I was already in Brunswick when the bed arrived (see previous entry for details on birthday dinner and didImentionIgotasmokingjacket), and the plan was to haul the old bed downstairs before [personal profile] fiddledragon arrived, in the interest of streamlining the process. I'd assumed that the blob mattress of blobbishness would be the challenging part of the operation, especially since the journey involved a staircase that turns twice followed by a trip through the kitchen and out to the storage room, but that bit turned out to be not too awful. The box spring, however, was...problematic. The item itself turned out to be what you might charitably call "vintage," hailing from the days when the "box" in "box spring" really meant something. We're talking the sort of thing where an accidental drop on your toes earns you a Vicodin script at the ER: hardwood 2x4 construction, weighting roughly the same as the 2004 defensive line of the Indianapolis Colts. When the power grid goes down during the upcoming Apocalypse, this sumbitch will be the first thing they chop up for firewood. Also, let's review: torn rotator cuff.

Luckily, [personal profile] fiddledragon arrived in time to help with that part, which was completed with only a tiny bit of damage to the ceiling plaster, and then it was time to move the new stuff in. This was a good news/bad news situation, because on the one hand, the mattress was considerably lighter and the box spring disassembled into easy-to-carry components, but on the other, (1) up the stairs instead of down, and (2) no handles on the mattress. My thumbs are still not speaking to me, but all in the end is well, and [personal profile] fiddledragon is awesome, and [personal profile] hypnagogie is much less inclined to get out of bed in the morning for all the best reasons, and yay.

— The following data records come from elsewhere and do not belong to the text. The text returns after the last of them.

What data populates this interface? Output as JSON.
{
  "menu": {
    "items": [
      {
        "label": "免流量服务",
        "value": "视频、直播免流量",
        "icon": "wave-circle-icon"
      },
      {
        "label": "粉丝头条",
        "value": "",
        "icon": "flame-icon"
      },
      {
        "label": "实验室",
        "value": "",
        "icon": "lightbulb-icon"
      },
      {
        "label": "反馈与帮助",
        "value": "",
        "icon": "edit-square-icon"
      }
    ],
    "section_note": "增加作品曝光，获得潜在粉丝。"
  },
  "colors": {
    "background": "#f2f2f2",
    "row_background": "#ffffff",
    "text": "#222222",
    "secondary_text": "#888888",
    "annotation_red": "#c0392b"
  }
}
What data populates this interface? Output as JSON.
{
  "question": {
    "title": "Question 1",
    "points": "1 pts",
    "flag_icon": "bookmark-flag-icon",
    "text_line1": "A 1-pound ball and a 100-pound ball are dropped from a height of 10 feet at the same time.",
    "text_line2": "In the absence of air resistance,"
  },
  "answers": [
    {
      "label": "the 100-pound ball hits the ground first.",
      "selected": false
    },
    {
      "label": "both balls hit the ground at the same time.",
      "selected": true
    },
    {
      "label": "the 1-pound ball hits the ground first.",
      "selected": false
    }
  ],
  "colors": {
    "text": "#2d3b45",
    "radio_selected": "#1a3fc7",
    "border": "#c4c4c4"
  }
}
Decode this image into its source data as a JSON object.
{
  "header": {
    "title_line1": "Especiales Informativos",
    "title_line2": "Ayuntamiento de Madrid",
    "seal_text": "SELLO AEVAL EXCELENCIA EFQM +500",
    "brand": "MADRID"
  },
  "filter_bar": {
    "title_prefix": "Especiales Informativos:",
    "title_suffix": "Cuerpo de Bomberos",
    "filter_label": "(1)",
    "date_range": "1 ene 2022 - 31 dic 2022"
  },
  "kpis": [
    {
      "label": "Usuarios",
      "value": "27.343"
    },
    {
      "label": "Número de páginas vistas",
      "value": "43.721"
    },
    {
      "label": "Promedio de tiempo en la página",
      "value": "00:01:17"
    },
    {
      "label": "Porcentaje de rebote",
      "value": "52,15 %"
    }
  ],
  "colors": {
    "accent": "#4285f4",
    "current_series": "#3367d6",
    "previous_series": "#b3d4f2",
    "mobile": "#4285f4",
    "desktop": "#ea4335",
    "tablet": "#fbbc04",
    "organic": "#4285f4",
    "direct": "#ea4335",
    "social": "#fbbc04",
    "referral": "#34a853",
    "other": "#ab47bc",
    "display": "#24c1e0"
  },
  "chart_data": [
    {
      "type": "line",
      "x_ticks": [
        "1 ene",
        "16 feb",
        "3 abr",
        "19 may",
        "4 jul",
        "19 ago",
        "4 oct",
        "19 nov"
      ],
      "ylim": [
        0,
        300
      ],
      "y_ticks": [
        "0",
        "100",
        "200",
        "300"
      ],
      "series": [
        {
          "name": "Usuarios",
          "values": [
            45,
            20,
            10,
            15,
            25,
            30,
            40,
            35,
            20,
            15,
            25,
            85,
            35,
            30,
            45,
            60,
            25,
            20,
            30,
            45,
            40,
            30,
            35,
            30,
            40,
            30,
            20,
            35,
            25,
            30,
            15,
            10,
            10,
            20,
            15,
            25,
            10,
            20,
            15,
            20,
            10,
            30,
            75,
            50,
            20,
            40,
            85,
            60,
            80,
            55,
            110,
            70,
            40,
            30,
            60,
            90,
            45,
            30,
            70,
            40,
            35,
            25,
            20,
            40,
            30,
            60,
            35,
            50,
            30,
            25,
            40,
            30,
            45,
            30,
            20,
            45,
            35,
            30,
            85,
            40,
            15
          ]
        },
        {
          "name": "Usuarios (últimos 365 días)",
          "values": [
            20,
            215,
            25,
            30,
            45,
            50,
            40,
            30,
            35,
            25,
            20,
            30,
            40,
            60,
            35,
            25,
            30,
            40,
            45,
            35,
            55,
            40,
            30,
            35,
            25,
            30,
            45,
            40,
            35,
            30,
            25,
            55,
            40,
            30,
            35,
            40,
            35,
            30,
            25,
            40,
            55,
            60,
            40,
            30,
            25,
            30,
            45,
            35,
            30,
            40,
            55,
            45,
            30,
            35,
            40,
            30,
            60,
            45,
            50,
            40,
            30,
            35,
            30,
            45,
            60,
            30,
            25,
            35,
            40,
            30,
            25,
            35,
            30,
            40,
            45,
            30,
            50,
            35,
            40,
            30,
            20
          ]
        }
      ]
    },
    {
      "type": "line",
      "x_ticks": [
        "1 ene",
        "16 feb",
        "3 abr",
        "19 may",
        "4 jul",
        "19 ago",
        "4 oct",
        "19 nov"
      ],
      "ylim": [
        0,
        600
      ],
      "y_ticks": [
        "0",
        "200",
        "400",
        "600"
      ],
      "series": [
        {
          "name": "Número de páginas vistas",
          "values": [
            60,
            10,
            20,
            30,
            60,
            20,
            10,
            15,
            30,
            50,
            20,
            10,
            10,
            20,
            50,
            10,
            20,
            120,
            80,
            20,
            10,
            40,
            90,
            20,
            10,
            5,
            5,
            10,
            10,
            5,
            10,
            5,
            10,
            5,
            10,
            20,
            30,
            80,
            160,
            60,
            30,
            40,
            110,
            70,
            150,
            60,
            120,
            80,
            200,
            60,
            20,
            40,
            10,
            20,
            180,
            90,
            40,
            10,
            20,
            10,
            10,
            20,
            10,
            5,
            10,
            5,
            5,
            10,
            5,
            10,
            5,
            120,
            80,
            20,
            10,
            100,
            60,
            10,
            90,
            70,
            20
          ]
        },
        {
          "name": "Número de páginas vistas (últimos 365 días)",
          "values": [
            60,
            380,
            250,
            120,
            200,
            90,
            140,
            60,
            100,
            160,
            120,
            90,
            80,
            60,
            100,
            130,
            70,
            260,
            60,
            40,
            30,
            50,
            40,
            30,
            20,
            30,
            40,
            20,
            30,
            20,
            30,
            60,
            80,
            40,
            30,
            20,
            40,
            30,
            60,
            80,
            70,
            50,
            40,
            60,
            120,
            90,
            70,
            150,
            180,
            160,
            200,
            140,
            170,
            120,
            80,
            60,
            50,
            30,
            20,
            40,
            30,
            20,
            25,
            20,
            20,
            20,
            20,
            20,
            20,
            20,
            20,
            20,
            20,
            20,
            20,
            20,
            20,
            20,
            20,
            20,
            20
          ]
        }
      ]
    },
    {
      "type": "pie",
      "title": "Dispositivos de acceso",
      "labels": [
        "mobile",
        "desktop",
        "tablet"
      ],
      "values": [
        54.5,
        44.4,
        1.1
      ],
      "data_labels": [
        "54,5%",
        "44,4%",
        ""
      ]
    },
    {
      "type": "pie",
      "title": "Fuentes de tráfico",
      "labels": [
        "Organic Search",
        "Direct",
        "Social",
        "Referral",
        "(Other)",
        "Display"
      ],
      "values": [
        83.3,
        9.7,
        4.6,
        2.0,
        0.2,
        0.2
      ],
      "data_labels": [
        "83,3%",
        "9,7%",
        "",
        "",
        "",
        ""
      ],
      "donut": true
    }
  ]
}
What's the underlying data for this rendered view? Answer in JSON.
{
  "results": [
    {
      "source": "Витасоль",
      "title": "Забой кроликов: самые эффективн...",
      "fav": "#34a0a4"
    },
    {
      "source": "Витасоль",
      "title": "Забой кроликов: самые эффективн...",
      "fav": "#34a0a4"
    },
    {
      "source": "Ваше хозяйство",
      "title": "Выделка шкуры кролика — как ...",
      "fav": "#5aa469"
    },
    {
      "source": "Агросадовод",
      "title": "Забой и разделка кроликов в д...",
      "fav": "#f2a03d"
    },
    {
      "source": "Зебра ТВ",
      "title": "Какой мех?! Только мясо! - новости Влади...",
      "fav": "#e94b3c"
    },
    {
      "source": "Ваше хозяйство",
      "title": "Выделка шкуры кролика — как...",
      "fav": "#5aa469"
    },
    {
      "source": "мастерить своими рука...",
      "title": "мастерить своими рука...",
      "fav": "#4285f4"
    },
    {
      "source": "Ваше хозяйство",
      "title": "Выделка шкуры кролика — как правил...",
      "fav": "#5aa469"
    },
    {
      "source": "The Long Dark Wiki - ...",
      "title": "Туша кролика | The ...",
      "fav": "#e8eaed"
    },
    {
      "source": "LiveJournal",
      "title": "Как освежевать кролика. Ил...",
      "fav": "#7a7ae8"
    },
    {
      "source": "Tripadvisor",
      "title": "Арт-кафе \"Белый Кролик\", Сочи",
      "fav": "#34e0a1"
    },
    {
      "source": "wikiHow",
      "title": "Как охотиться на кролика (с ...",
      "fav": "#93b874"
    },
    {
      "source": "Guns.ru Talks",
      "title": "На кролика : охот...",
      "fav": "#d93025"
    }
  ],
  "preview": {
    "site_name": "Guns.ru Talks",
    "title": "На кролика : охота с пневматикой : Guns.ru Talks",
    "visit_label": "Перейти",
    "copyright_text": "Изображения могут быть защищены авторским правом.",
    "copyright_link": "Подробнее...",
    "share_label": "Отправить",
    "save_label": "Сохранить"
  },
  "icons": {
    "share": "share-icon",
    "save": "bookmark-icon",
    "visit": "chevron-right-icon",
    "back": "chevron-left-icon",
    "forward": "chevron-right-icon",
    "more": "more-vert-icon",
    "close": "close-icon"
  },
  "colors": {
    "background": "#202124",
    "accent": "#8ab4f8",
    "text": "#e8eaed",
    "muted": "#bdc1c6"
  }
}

That was the main excitement of the weekend, which was otherwise largely taken up by lounging and avoiding the single-digit temperatures that Maine likes to face-punch its residents with. [personal profile] hypnagogie and I took the time to reconnect—if you haven't done one of these in a while, yes, long distance relationships still blow, and Skype can only do so much—and it felt like we'd leveled up somewhere along the way. In any relationship there are those conversations/discussions/arguments that keep happening over and over again, where you can only hope to chip away at the central Thing over time; we revisited a couple of those, only we'd somehow managed to filter out the noise and get right to the signal. Truths felt heard, rather than just brushed against, a gift of time passing or of wintering in or maybe just of us being us for so long. Time was far too short because it always is, but I'll take what we have.